On the other hand, you have feminist theory. Feminist theory writing doesn't use historical methods and in general doesn't put much value on keeping up-to-date with history scholarship. (I'm getting blunter as this post gets longer and my ADHD wants me to finish up.) The purpose of history in feminist theory is frequently to provide select backing for and illustration of the philosophical points of the writer. As a result, works of feminist theory are sometimes based on very bad history. On AskHistorians, there is an excellent review of Silvia Federici's Caliban and the Witch, a 2004 feminist theory text, that makes it clear how little attention Federici or her editors paid to contemporary or even decades-old history - because the history doesn't actually matter. What matters is the broader point about powerful male institutions mistreating women, which can be aptly illustrated by presenting witch trials as the male-gendered institution of the church attacking independent women just trying to cure ills with scientific application of herbs.
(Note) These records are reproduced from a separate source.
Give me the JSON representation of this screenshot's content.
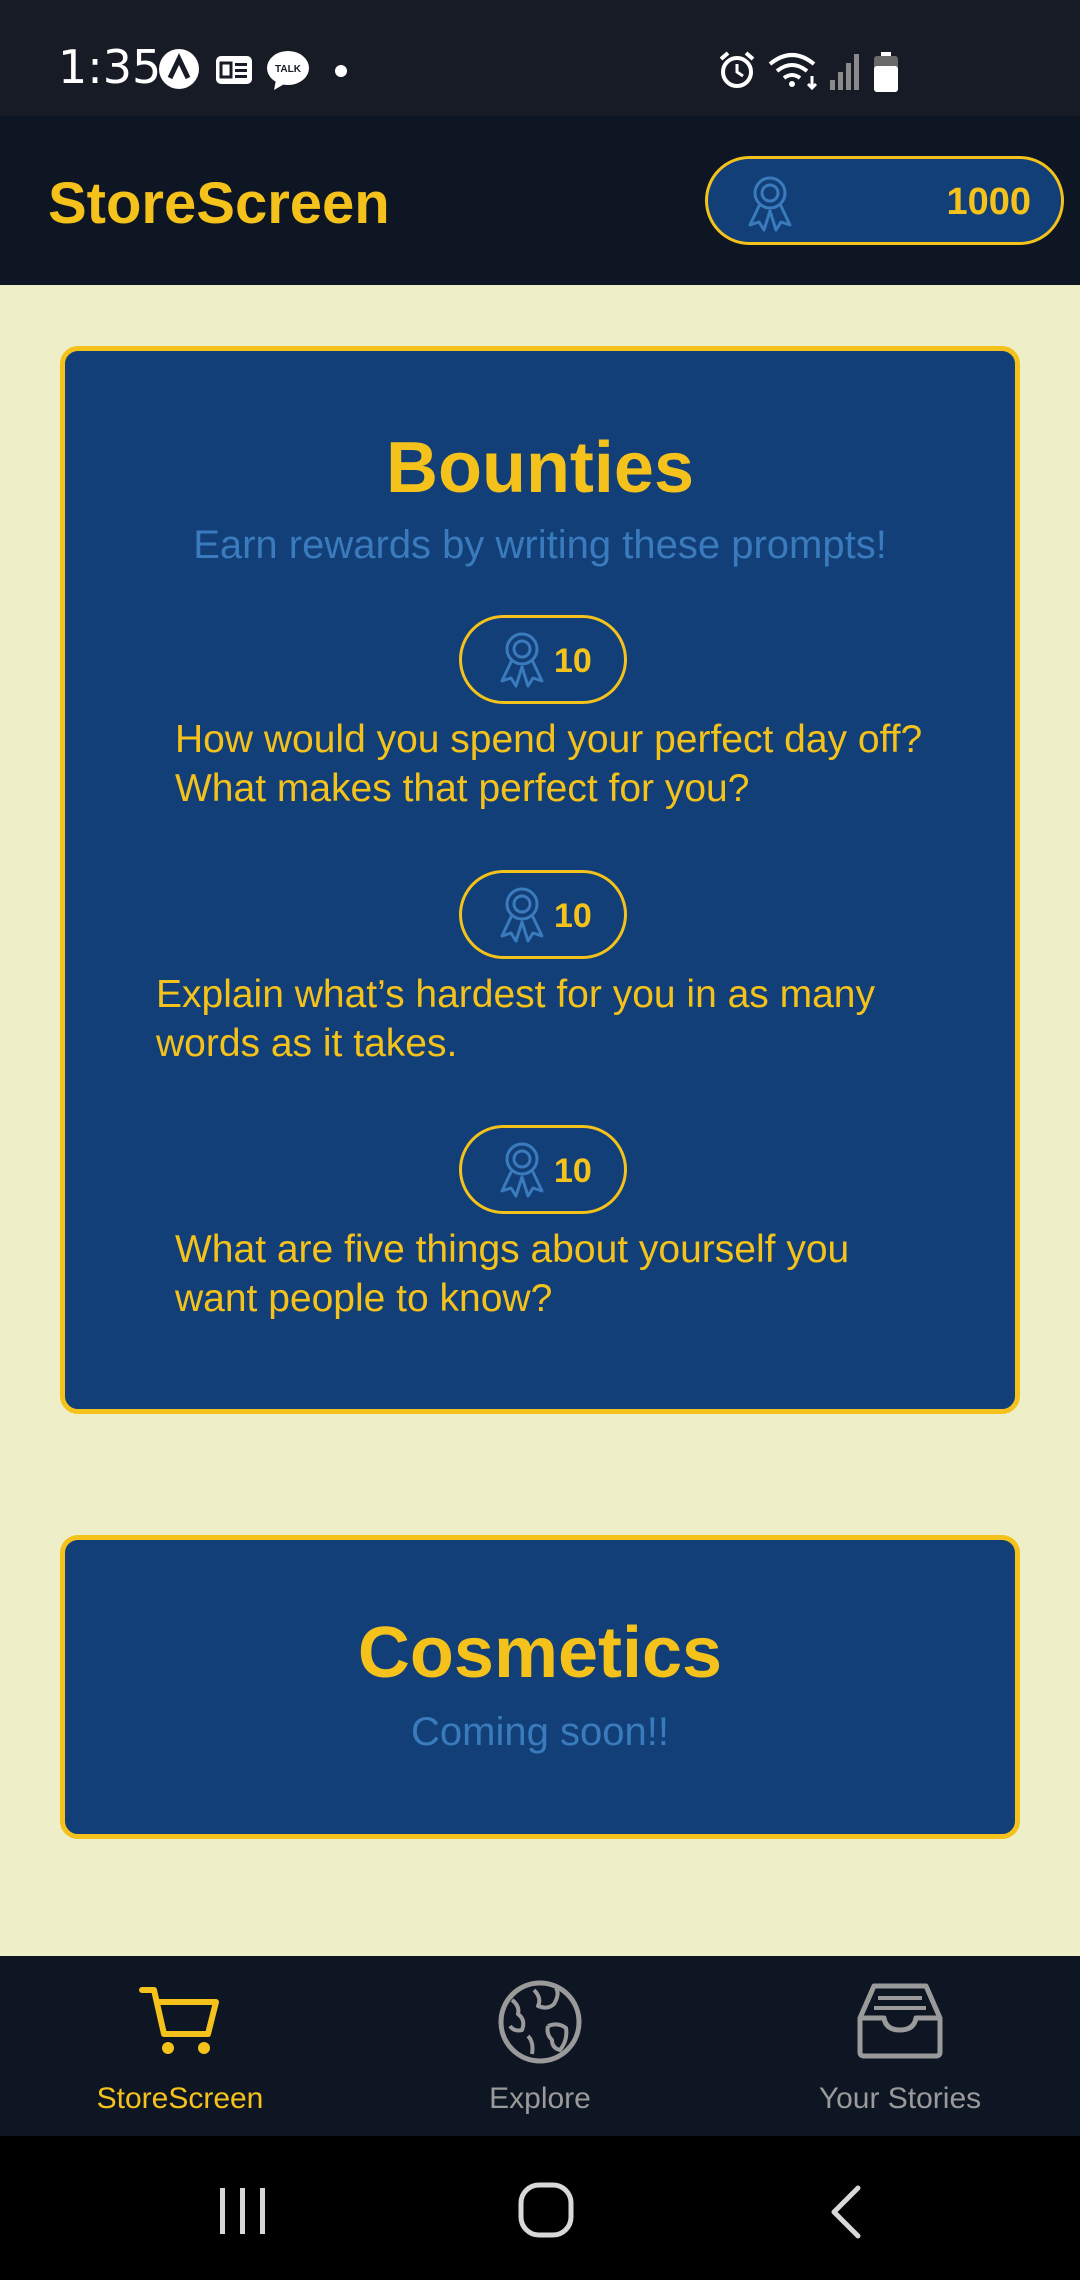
{
  "status_bar": {
    "time": "1:35",
    "left_icons": [
      "app-a-icon",
      "ge-icon",
      "talk-icon",
      "dot-icon"
    ],
    "right_icons": [
      "alarm-icon",
      "wifi-icon",
      "signal-icon",
      "battery-icon"
    ]
  },
  "header": {
    "title": "StoreScreen",
    "coins": "1000",
    "coin_icon": "award-icon"
  },
  "bounties": {
    "title": "Bounties",
    "subtitle": "Earn rewards by writing these prompts!",
    "items": [
      {
        "reward": "10",
        "prompt": "How would you spend your perfect day off? What makes that perfect for you?"
      },
      {
        "reward": "10",
        "prompt": "Explain what’s hardest for you in as many words as it takes."
      },
      {
        "reward": "10",
        "prompt": "What are five things about yourself you want people to know?"
      }
    ]
  },
  "cosmetics": {
    "title": "Cosmetics",
    "subtitle": "Coming soon!!"
  },
  "bottom_nav": {
    "items": [
      {
        "label": "StoreScreen",
        "icon": "cart-icon",
        "active": true
      },
      {
        "label": "Explore",
        "icon": "globe-icon",
        "active": false
      },
      {
        "label": "Your Stories",
        "icon": "inbox-icon",
        "active": false
      }
    ]
  },
  "system_nav": {
    "buttons": [
      "recents-icon",
      "home-icon",
      "back-icon"
    ]
  },
  "colors": {
    "accent": "#f4c21a",
    "card": "#123f77",
    "background": "#eeeec9",
    "header": "#0e1624",
    "subtitle": "#3a7bbd"
  }
}
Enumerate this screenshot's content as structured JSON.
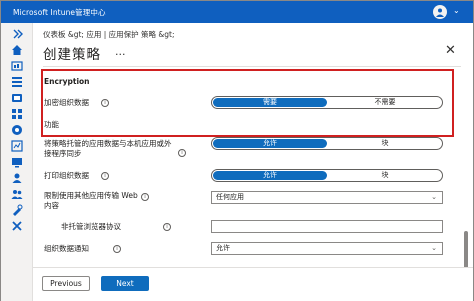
{
  "window": {
    "title": "Microsoft Intune管理中心",
    "avatar_text": "",
    "accent": "#0f5fbf"
  },
  "rail": {
    "icons": [
      "home-icon",
      "dashboard-icon",
      "all-services-icon",
      "favorites-icon",
      "devices-icon",
      "apps-icon",
      "endpoint-security-icon",
      "reports-icon",
      "users-icon",
      "groups-icon",
      "tenant-admin-icon",
      "troubleshooting-icon"
    ]
  },
  "breadcrumb": "仪表板 &gt;  应用 | 应用保护 策略 &gt;",
  "page_title": "创建策略",
  "ellipsis": "...",
  "encryption": {
    "heading": "Encryption",
    "label": "加密组织数据",
    "options": [
      "需要",
      "不需要"
    ],
    "selected": "需要"
  },
  "functionality": {
    "heading": "功能",
    "sync_label": "将策略托管的应用数据与本机应用或外接程序同步",
    "sync_options": [
      "允许",
      "块"
    ],
    "sync_selected": "允许",
    "print_label": "打印组织数据",
    "print_options": [
      "允许",
      "块"
    ],
    "print_selected": "允许",
    "web_label": "限制使用其他应用传输 Web 内容",
    "web_value": "任何应用",
    "unmanaged_label": "非托管浏览器协议",
    "notify_label": "组织数据通知",
    "notify_value": "允许"
  },
  "footer": {
    "previous": "Previous",
    "next": "Next"
  },
  "info_glyph": "i",
  "caret_glyph": "⌄"
}
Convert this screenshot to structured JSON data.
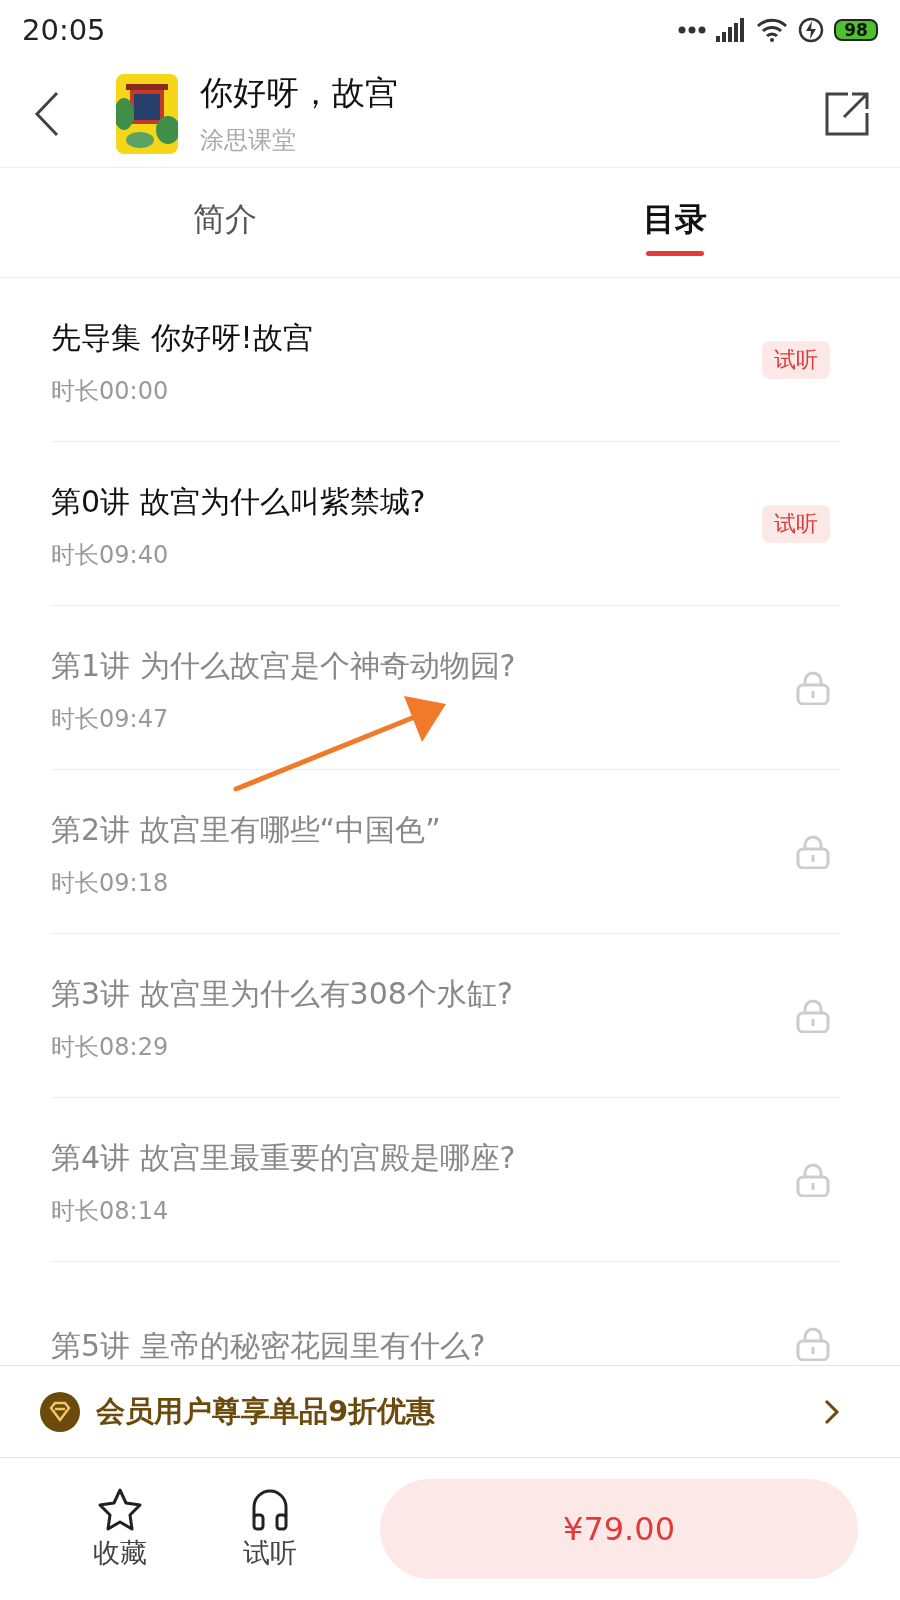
{
  "status_bar": {
    "time": "20:05",
    "battery": "98"
  },
  "header": {
    "title": "你好呀，故宫",
    "subtitle": "涂思课堂"
  },
  "tabs": [
    {
      "label": "简介",
      "selected": false
    },
    {
      "label": "目录",
      "selected": true
    }
  ],
  "lessons": [
    {
      "title": "先导集 你好呀!故宫",
      "duration": "时长00:00",
      "locked": false,
      "badge": "试听"
    },
    {
      "title": "第0讲 故宫为什么叫紫禁城?",
      "duration": "时长09:40",
      "locked": false,
      "badge": "试听"
    },
    {
      "title": "第1讲 为什么故宫是个神奇动物园?",
      "duration": "时长09:47",
      "locked": true
    },
    {
      "title": "第2讲 故宫里有哪些“中国色”",
      "duration": "时长09:18",
      "locked": true
    },
    {
      "title": "第3讲 故宫里为什么有308个水缸?",
      "duration": "时长08:29",
      "locked": true
    },
    {
      "title": "第4讲 故宫里最重要的宫殿是哪座?",
      "duration": "时长08:14",
      "locked": true
    },
    {
      "title": "第5讲 皇帝的秘密花园里有什么?",
      "locked": true
    }
  ],
  "member_bar": {
    "text": "会员用户尊享单品9折优惠"
  },
  "bottom_bar": {
    "actions": [
      {
        "kind": "favorite",
        "label": "收藏"
      },
      {
        "kind": "listen",
        "label": "试听"
      }
    ],
    "price": "¥79.00"
  }
}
Where this ties into Present Difficulties is probably pretty clear. People who talk about how corsets and long skirts prevented women from moving or represent embroidery as a brainless task forced on women are coming from the perspective of "I know women were oppressed in the past and are oppressed now, so everything about their lives represents an aspect of that oppression in some way, particularly if I can make a good point with it." Trying to talk about the actual writings and opinions of historians on the subject is seen as problematic, because historians say that the situation is a lot more nuanced than that, and saying there's more nuance is taken as tantamount to saying that women weren't oppressed. It's intellectually dishonest, but it's compelling because of the outrage. Do women's historians now see embroidery as having been considered a form of art that was taught alongside academic subjects? Too bad! It's more rhetorically useful as an unpleasant rote skill girls were forced to do instead of learning or being active!

It's very telling that an actual historian gets dismissed as someone who just likes pretty things because she's familiar with current historical scholarship.

(I know some shit went down yesterday. I was fortunately out from about 8AM to 11PM and have thus seen none of it after my last post, but was given a few hints from friends as to what was happening. Neato!!! Anyway, I'm pretty much ignoring my activity page so as not to accidentally find out more, but if you saw anything that I said or that someone else said that made you go "hmm" and want more info, feel free to send me an ask.)